Sarah kisses her and it surprises so badly, Amy winds up biting her lip too hard and drawing blood. Rust and salt fills her mouth too vividly for her to really take in anything that comes out of her mouth; hasty stumbling over shit, sorry and I’m not really used to this and maybe that last beer was a bad idea. Her head screams don’t love me! Don’t get too close! Don’t depend on me! Because, really, she is still hardly whole, all nineteen and gangly and running through her life like she has stolen it, so who the hell is Sarah to come along and try to shape her into something better?
So, it winds up in a screaming match. Sarah cries but Amy doesn’t and doesn’t feel bad the next day. It’s just something else to do while not thinking about Karma. Nineteen sucks.
iv. so wake up three times a night, talking to a stranger is nothing new.
The next three years slide by in a whirlwind of exams, booze and tears and somewhere along the way she has started doing things just to do them, not just to distract herself. In fact, the personal record of Not Thinking About Karma has been diluted into days, weeks, months -- a year. A solid year. New Years Eve is fantastic, a bright throb of the latest and greatest coupled with the newly married (Lance, to a PhD student at Barnard) and the freshly single (Tyra, after finally realising she was bigger than her boyfriend’s picket fence dream); the music consists of chilled remixes, the food something spicy and wholly Oz’s grandmother-recipes, and the apartment booms with activity as their myriad of guests swarm the Wii, the bar, the balcony.
Amy just laughs the whole night through.
At least, she does until she hears it. It cuts through the haze of New York, of the sanctity time has offered her, and like any good bucket of ice cold water, it chills right to the bone. Karma Ashcroft must have got her record deal after all, because it’s her voice booming out of the speakers, a tricky beat behind it, curling through the living room out onto the porch where Amy stands and Desi (Romanian art-grad in her late twenties) is about to rip a fat rail of white lightening off the edge of the coffee table.
Some answers are better left unspoken when you know you ain’t getting any younger.
Amy is twenty-two and she runs. Out of the apartment, out of the city, out of the state. The cab rolls to a stop in New Jersey before the driver leans over and asks if she’s alright and would she like to go home now?
v. i know that you hate it and i hate it, just as much as you.
Despite herself, at three am on a Wednesday morning, fourteen hours into her first twenty-four hour rotation, she has to watch.
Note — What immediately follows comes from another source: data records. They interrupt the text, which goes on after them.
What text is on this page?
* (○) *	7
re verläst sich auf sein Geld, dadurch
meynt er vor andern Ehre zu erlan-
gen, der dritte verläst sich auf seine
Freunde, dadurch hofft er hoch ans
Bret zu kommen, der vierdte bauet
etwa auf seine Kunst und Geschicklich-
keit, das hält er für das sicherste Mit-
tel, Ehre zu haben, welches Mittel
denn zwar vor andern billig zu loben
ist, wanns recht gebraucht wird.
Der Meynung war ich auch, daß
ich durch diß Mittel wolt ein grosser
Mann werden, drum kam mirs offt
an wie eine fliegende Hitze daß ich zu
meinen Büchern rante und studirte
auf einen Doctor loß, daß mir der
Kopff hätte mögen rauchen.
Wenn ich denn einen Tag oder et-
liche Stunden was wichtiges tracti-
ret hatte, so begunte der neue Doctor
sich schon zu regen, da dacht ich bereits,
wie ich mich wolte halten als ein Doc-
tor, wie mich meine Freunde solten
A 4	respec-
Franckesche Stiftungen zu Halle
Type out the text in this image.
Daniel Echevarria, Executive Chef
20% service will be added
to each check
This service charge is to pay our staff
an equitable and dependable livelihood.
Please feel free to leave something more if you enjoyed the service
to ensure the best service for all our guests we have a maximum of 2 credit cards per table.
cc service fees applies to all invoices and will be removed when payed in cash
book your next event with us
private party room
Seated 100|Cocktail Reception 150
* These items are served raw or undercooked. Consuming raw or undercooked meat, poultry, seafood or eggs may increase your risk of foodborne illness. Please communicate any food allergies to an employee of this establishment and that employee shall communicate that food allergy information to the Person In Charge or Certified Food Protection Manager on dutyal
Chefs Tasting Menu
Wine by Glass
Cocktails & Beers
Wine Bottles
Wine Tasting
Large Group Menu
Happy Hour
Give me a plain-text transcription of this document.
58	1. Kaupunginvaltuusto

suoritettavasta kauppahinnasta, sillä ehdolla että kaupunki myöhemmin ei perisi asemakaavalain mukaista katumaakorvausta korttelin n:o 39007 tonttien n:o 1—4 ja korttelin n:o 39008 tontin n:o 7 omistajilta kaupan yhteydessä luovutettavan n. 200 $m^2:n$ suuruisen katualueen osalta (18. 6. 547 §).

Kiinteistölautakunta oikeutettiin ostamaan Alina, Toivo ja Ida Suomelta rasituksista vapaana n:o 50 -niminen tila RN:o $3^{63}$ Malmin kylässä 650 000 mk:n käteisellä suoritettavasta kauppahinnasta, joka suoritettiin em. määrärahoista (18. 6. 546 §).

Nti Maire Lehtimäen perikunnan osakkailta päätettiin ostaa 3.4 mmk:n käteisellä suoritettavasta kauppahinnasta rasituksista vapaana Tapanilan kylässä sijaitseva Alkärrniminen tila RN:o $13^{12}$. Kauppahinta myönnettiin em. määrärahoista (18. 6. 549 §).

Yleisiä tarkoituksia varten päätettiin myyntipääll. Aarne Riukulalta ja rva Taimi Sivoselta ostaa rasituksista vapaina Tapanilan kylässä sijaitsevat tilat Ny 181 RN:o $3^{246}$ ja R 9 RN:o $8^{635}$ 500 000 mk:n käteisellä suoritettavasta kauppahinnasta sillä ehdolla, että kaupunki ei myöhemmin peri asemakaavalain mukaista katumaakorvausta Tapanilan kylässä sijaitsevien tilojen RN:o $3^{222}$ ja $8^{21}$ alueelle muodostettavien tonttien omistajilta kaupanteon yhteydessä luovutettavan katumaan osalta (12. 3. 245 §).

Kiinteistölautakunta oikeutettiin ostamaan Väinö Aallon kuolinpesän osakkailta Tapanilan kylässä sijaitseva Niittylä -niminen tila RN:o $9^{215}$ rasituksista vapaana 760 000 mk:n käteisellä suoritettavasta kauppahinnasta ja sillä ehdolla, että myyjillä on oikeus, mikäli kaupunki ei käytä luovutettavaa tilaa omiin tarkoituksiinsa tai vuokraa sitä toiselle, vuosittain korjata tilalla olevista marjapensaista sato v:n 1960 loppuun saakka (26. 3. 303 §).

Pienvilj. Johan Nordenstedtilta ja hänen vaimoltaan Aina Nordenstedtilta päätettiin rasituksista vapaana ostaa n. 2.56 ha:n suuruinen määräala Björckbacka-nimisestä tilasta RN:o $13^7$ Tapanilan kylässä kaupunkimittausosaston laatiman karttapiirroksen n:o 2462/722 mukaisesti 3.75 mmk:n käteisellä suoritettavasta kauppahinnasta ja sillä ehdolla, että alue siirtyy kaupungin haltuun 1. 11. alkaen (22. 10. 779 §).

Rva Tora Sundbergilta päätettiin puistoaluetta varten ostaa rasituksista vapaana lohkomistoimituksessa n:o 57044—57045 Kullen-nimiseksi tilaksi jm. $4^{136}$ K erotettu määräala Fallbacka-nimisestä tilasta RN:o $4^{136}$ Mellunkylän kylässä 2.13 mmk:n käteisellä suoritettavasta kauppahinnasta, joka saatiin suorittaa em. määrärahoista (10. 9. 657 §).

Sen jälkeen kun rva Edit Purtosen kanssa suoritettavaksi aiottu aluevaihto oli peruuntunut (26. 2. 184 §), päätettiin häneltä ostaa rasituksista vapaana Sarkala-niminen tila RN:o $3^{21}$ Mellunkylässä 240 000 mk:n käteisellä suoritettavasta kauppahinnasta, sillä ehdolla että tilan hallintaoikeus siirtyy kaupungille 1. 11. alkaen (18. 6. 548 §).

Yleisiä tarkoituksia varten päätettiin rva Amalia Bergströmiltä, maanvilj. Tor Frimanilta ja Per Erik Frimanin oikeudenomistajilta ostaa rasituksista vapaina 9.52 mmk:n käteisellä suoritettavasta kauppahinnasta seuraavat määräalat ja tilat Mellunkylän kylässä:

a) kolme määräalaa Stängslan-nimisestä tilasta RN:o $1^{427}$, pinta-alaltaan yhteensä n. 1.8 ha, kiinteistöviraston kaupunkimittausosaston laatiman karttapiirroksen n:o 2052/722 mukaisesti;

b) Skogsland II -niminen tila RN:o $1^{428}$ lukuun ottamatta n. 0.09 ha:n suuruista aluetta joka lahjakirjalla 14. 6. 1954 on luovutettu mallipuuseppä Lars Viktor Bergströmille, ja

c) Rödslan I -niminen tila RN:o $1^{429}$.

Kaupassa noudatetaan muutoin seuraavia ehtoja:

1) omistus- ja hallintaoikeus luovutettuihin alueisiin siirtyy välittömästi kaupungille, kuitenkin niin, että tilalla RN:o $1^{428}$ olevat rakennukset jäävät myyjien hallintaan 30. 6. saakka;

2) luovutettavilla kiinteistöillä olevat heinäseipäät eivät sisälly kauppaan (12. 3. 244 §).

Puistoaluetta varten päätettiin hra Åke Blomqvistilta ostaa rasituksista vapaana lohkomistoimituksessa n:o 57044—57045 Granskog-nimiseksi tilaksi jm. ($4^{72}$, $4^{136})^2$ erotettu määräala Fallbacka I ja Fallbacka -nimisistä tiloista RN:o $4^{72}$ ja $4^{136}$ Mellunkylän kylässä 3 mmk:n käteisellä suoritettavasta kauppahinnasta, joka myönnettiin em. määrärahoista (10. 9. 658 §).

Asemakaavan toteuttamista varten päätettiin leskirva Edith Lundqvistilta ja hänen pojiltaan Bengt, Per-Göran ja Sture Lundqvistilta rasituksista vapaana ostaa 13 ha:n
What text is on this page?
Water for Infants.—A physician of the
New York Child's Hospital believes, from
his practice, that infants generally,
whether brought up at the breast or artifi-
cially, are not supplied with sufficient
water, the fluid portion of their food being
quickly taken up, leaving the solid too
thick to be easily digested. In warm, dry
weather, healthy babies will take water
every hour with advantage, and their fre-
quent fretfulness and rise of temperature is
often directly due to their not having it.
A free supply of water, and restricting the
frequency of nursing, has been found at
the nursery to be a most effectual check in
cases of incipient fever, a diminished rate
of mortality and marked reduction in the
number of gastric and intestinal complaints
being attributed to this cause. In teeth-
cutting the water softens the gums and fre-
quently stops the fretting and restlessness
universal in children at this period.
Some teeny-bopper awards show - TCA or MTV or BFG, whatever - and it creeps along until the category she really wants to see gears up to appear; it doesn’t matter what exactly it is for, album or song or new artist or best artist, the announcer calls out the one name Amy swears will always be tattooed on the back of her amygdala, and the wind knocks out of her lungs at the sight.
She doesn’t look as healthy as she should. Meals replaced by cigarettes and a whiskey sour, maybe. A sly humour in her eye that hasn’t faded with time. It occurs to Amy that after seven years apart, maybe she will never not have Karma memorised.